The origins of a fishing village...
The idyllic village of Port Isaac has a recorded history that dates back to at least the fourteenth century, when it was first officially registered as a fishing settlement. Evidence suggests that there has been human occupation in this part of Cornwall going as far back as the Iron Age, and today Port Isaac remains one of the most isolated villages in Britain. The name ‘Isaac’ is said to derive from the word ‘Yzack’, which translates from the Cornish language as ‘Corn’, however, there are suggestions the name is connected to the little-known Cornish saint ‘Issey’.
Port Isaac’s natural harbour provides one of the safest refuges of any port along Cornwall’s rugged and often windswept North Atlantic Coast. The breakwater walls here were first developed in the 16th century, during the reign of King Henry VIII, and then later re-built in the 1920’s and 30’s. Works have caused the beach to drop considerably, but keep the port secluded and protected, allowing the village fishermen to safely use the beach to work on. However, they must plan their trawls carefully as they are only able to get their boats in and out of harbour when the tide is high.
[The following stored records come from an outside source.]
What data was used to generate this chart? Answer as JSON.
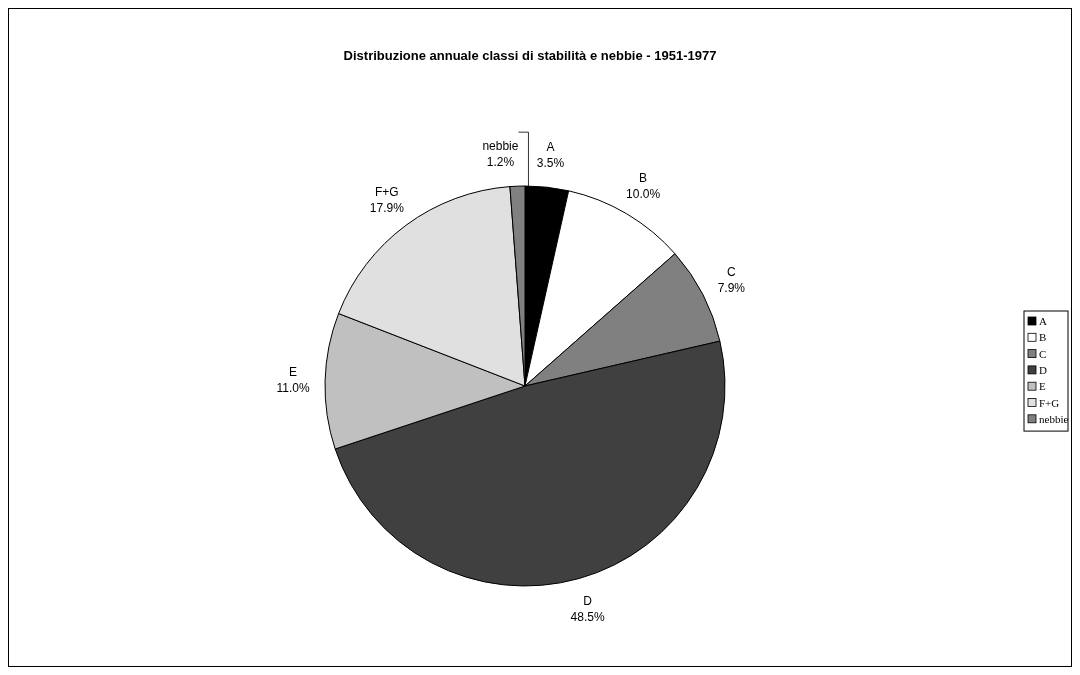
{
  "chart_data": {
    "type": "pie",
    "title": "Distribuzione annuale classi di stabilità e nebbie - 1951-1977",
    "categories": [
      "A",
      "B",
      "C",
      "D",
      "E",
      "F+G",
      "nebbie"
    ],
    "values": [
      3.5,
      10.0,
      7.9,
      48.5,
      11.0,
      17.9,
      1.2
    ],
    "value_labels": [
      "3.5%",
      "10.0%",
      "7.9%",
      "48.5%",
      "11.0%",
      "17.9%",
      "1.2%"
    ],
    "colors": [
      "#000000",
      "#ffffff",
      "#808080",
      "#404040",
      "#c0c0c0",
      "#e0e0e0",
      "#808080"
    ],
    "legend": "right"
  }
}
Throughout history, the fishing industry has played a crucial role in the life and economy of Port Isaac. The local speciality was Pilchard fishing; with large shoals bringing great wealth to local fisherman for many years. These fish were often covered in salt and then crushed to reap their valuable oils; often more valuable than the dried fish, which was mostly exported into Europe. However, by the 1920’s the Pilchard stock had declined, forcing fishermen to catch Herring, which then also failed in the 1940’s. Now, Crab and Lobster are the main catch of the day, as well as Mackerel and other flat fish.
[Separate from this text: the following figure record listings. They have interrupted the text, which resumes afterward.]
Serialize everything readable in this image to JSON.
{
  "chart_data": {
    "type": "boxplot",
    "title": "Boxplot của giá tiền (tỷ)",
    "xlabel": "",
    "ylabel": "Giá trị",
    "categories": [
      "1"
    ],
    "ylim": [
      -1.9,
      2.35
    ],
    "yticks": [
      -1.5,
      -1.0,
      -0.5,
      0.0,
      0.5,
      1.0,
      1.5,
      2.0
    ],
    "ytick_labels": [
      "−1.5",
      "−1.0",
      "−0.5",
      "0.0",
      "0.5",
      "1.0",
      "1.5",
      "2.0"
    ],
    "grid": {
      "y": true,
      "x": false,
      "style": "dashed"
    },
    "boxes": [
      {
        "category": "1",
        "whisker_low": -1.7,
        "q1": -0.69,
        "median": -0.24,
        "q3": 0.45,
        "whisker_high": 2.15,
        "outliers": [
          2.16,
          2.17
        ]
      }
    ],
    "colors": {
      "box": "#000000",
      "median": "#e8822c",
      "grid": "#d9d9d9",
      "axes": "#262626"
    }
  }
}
But Port Isaac has not solely relied on fishing throughout its history, with mining, quarrying and coasting important, as well as trade boats arriving with their cargoes of coal, timber and stone. Mining industries are intrinsically linked with Cornwall’s industrial past, and certainly significant loads of locally sourced metals past through Port Isaac’s harbour, before these industries declined due to competition in other parts of the world. Developments in the railway system, and then road transport, eventually put paid to Port Isaac’s role in many of these traditional industries.
Changes on the horizon...
Throughout Port Isaac there are numerous historic and interesting properties. The market square, known locally in Cornwall as ‘The Platt’, is the centre of the old village and all its activity. Most of the village centre was developed in the 18th and 19th centuries, and there are 90 protected buildings located along the winding lanes. Probably one of the villages’ most famous features is Temple Bar, aptly nick-named ‘Squeezy-belly-alley’. Set between two cottages, this was listed as the narrowest thoroughfare in the world at less than 50 centimetres wide. Other notable buildings include The Old School, The Manor House; where Methodist preacher John Wesley may have stayed on some of his 14 visits to the village, and Port Isaac’s only pub; the Golden Lion.
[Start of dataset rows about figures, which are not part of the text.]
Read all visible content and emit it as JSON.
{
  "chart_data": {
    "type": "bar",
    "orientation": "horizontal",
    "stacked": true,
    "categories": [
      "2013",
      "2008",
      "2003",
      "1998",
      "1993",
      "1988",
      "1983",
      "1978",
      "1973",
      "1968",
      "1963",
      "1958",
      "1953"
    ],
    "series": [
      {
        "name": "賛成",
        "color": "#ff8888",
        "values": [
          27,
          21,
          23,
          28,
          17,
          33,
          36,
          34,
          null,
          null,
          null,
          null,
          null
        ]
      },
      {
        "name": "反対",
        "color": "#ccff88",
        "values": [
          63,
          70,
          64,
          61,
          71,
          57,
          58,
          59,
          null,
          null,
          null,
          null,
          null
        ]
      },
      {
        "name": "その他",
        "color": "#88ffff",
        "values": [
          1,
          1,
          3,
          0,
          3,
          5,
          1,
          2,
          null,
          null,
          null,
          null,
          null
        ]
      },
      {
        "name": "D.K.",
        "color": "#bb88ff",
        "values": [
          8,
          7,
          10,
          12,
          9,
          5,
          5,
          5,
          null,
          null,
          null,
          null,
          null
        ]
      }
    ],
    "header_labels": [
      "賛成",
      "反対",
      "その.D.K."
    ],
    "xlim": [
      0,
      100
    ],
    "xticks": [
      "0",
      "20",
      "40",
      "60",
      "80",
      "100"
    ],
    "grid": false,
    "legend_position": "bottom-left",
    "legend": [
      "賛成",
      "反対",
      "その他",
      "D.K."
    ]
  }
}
Port Isaac’s location, beautiful scenery and great history made it the ideal setting when crews were searching for a filming location for a new TV series, Poldark. Filmed in the 1970’s, Poldark is based on the novels of Winston Graham and tells the story of local man Ross Poldark who has returned home to Cornwall after fighting in the American Revolutionary War. Subsequently, the village of Port Isaac has also featured in other TV series, and on the big screen in films such as Oscar & Lucinda and Saving Grace, with the latter providing the source of inspiration for the production that Port Isaac is now most famously known for: Doc Martin.
In recent times the nature of Port Isaac has changed significantly, especially since the early 19th century; a time when the village was described as ‘secluded from the rest of the world’. But today, Port Isaac remains a haven in one of the most beautiful stretches of coastline in Britain; set in a part of Cornwall that is officially designated as an ‘Area of Outstanding Natural Beauty’. There is no town with 10 miles, and the village has retained much of its charm from its origin as a small fishing settlement.